Other accommodation options are:
How to get to Abisko, Sweden
There are 2 main, comfortable options to arrive in Abisko and depending on when you buy the tickets, either one can be cheaper:
- Direct night train from Stockholm, but it takes about 17h;
- Plane from Stockholm to Kiruna, then a taxi/bus/train/rented car to Abisko. Depending on when your plane lands, you will need to spend a night in Kiruna if you want to take the train or the bus.
We opted for the train because I have a love-hate relationship with planes and I was afraid that we might experience strong turbulence when we would land at the North Pole. Besides, neither I nor my boyfriend had a driving license at the time and the taxis were pretty expensive (the plane was landing late in the afternoon and there were no more buses). We also didn’t feel like spending a night in Kiruna.
A friend of mine arrived by plane one day after, and even though the landing was a bit bumpy she actually loved it.
I found the train ride comfortable and enjoyable (spoiler alert: trains are my favorite way of transportation). I spent half of the night watching the scenery pass by and trying to catch a glimpse of the Northern Lights (I actually succeeded, even though it was a pretty weak display).

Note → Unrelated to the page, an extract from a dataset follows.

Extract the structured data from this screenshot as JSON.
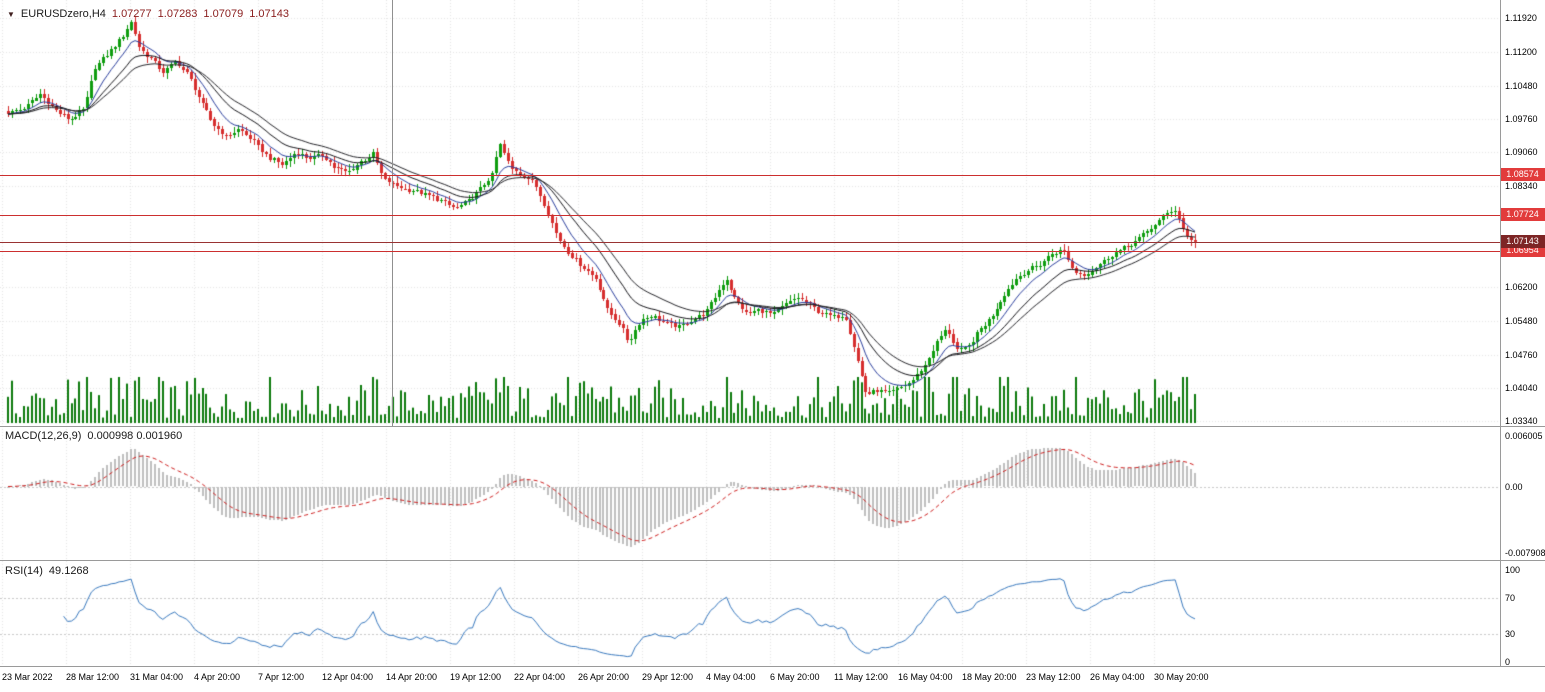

We paid 4 314 SEK (approx. 423€ or 500$) on a 3-beds couchette for 2 people (Stockholm- Abisko – Stockholm). The best and cheapest time to buy is about 4 months in advance when they put the tickets on sale. Since there is a limited number of low-priced tickets, they tend to sell out fast.
If you want to take the train and have accommodation booked in the village, make sure to choose Abisko Ostra as the destination and not STF Abisko Turiststation, which is the station for Abisko National Park.
There are several sites and apps that you can use for Aurora forecasts. I chose SoftServeNews website. I found it very accurate and I opted to get personal alerts for the mere price of a few dollars. They still offer this option: a month of Aurora Alerts costs 3.10$.
While in Abisko, I also used the live cameras of LightsOverLapland to keep tabs on whether there was any sign of the Aurora before we got out at night.
Round up on the best way to see the Northern Light on a budget
- Choose Abisko as your destination! Sweden is a bit cheaper than other Nordic countries, besides there are higher chances of a clear sky here. That means that your stay can be shorter.
- Don’t book an Aurora chasing tour. It is not necessary to book a tour since you can see the lights from the lake, for free.
- Book your train/plane ticket ahead of time.
- Book your accommodation ahead of time. There are so few options, that you might be forced to pay a lot more if you wait or worse, you might end up not finding a room to book at all. Remember, Abisko is a small village.
We ended up paying around 397€ (~470$) per person on transportation from Stockholm to Abisko and accommodation for 4 nights. That’s super affordable for a trip to the Arctic Circle! And we did not skimp on comfort: we had our own couchette and our own room with a toilet.
As for activities, we did not do an Aurora chasing tour, but we did book a dog sledding ride and a snowmobile sled tour (while I loved the first one, I kinda regret doing the second), which cost us 3000 SEK and 1700 SEK respectively.
Add the plane tickets to Stockholm (about 110€ for two – low cost) and we spent a grand total of 683€ (803$) per person. But you have to take into consideration that the activities were almost half of the total and they’re not mandatory if you’re on a tight budget.